Es ist keine Farbe, es ist ein Geräusch.

Two Cups of Tea. One for you. One for me.

Mückenstiche soll man kurz erhitzen, hat er erzählt, als wir auf der Bank in der Küche saßen. Dieses Zeug, was die Tiere hinein spritzen, bestünde aus einer Eiweißstruktur. Man müsse sich das dann vorstellen wie ein Spiegelei, das härter wird in der Pfanne. Es würde dann nicht mehr jucken. Und in Gedanken suchte ich schon die Wärmflasche, als er meinte, das würde nicht genügen, man müsse schon kurz mit einem Feuerzeug oder einem heißen Löffel an die Stelle, und dann fragt man sich, ob man sich das traut. Man müsse das üben, sagte er - dieses Üben an sich selbst, dachte ich, wie scheußlich, und konnte mir nicht vorstellen, den richtigen Moment abzupassen, die richtige Länge der Berührung von Löffel und Haut, ich bin jemand, der kratzt.

Au Revoir Tristesse.

Sich ein Bild kaufen. Keinen Druck sondern ein Original. Und dabei einen Weißwein in der Hand halten. Und danach zu Radar Detector im Schaufenster tanzen. Es gab einen Tag, da dachte man, sowas passiert nur in Filmen und plötzlich ist man das selbst auf der Leinwand und alles 3D. Großartig fühlt es sich an, viel besser als Klamotten kaufen oder sowas, ich hatte dieses breite Grinsen auf meinem Gesicht nach dem Kaufentschluss gar nicht erwartet, aber jetzt klebt da dieser kleine Zettel neben dem Bild, der sagt, das ist jetzt meins. Schluss, aus, verkauft.

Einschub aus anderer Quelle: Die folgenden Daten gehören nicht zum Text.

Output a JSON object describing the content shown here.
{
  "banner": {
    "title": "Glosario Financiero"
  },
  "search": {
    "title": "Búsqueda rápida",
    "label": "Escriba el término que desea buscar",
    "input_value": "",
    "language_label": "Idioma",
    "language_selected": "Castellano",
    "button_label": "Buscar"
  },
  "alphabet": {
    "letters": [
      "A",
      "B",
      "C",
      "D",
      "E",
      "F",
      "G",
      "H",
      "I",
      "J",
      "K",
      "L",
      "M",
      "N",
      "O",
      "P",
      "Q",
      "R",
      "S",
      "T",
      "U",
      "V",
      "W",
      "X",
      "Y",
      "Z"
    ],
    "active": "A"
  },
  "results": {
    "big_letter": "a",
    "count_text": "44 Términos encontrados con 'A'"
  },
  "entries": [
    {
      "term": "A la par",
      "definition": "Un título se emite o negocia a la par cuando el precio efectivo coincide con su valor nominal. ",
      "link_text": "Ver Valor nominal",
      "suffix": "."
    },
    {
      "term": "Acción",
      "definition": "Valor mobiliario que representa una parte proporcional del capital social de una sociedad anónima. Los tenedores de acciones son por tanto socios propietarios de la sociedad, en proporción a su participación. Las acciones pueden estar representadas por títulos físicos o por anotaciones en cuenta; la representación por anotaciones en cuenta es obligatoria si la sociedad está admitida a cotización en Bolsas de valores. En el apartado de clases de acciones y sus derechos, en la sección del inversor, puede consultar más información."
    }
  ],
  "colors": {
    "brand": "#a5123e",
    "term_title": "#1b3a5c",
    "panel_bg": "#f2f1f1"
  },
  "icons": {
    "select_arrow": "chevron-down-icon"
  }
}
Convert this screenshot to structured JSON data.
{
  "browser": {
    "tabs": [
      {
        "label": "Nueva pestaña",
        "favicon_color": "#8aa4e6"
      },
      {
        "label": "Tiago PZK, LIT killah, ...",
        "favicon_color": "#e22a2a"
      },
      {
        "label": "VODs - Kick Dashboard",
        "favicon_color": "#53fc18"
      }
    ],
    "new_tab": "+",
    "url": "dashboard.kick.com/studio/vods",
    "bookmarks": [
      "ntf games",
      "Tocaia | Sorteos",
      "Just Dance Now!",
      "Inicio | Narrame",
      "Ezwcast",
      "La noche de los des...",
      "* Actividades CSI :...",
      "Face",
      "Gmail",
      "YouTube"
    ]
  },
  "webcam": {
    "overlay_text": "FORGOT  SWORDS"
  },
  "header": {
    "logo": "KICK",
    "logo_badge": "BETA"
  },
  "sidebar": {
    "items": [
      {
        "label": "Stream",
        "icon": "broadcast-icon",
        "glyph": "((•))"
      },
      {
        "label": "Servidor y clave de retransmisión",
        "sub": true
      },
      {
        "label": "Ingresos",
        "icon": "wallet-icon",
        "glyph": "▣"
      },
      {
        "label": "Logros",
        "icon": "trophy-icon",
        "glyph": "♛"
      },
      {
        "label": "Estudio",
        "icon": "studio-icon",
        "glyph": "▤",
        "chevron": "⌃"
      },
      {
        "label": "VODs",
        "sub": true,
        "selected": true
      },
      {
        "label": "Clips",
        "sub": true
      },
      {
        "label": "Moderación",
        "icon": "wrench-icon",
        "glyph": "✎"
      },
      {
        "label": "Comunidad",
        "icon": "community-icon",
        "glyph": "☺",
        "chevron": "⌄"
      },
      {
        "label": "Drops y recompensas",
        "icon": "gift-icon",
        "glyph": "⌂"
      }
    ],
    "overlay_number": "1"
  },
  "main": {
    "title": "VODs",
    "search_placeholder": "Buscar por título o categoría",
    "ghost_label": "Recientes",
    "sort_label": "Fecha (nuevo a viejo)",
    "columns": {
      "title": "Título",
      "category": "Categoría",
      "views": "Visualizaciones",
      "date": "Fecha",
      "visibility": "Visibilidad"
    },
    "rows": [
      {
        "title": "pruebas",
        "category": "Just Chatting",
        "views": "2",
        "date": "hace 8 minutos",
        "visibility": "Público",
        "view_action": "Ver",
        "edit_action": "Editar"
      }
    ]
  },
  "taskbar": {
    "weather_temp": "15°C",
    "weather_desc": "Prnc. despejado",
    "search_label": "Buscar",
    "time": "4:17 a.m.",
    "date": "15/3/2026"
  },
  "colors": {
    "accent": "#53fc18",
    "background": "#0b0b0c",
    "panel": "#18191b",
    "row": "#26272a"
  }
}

Carmina stellt derzeit aus. Dieses Mal unter dem Deckmantel Obhut, einem Künstlerkollektiv, das derzeit aus ihr, Herrn Specht, Nikoki und druckbewegung besteht. Bis 31. Juli kann man die Werke noch anschauen. In der Lychener Straße 23 im neonchocholate im Berliner Prenzlauer Berg. Es macht sehr glücklich dort zu sein, übrigens.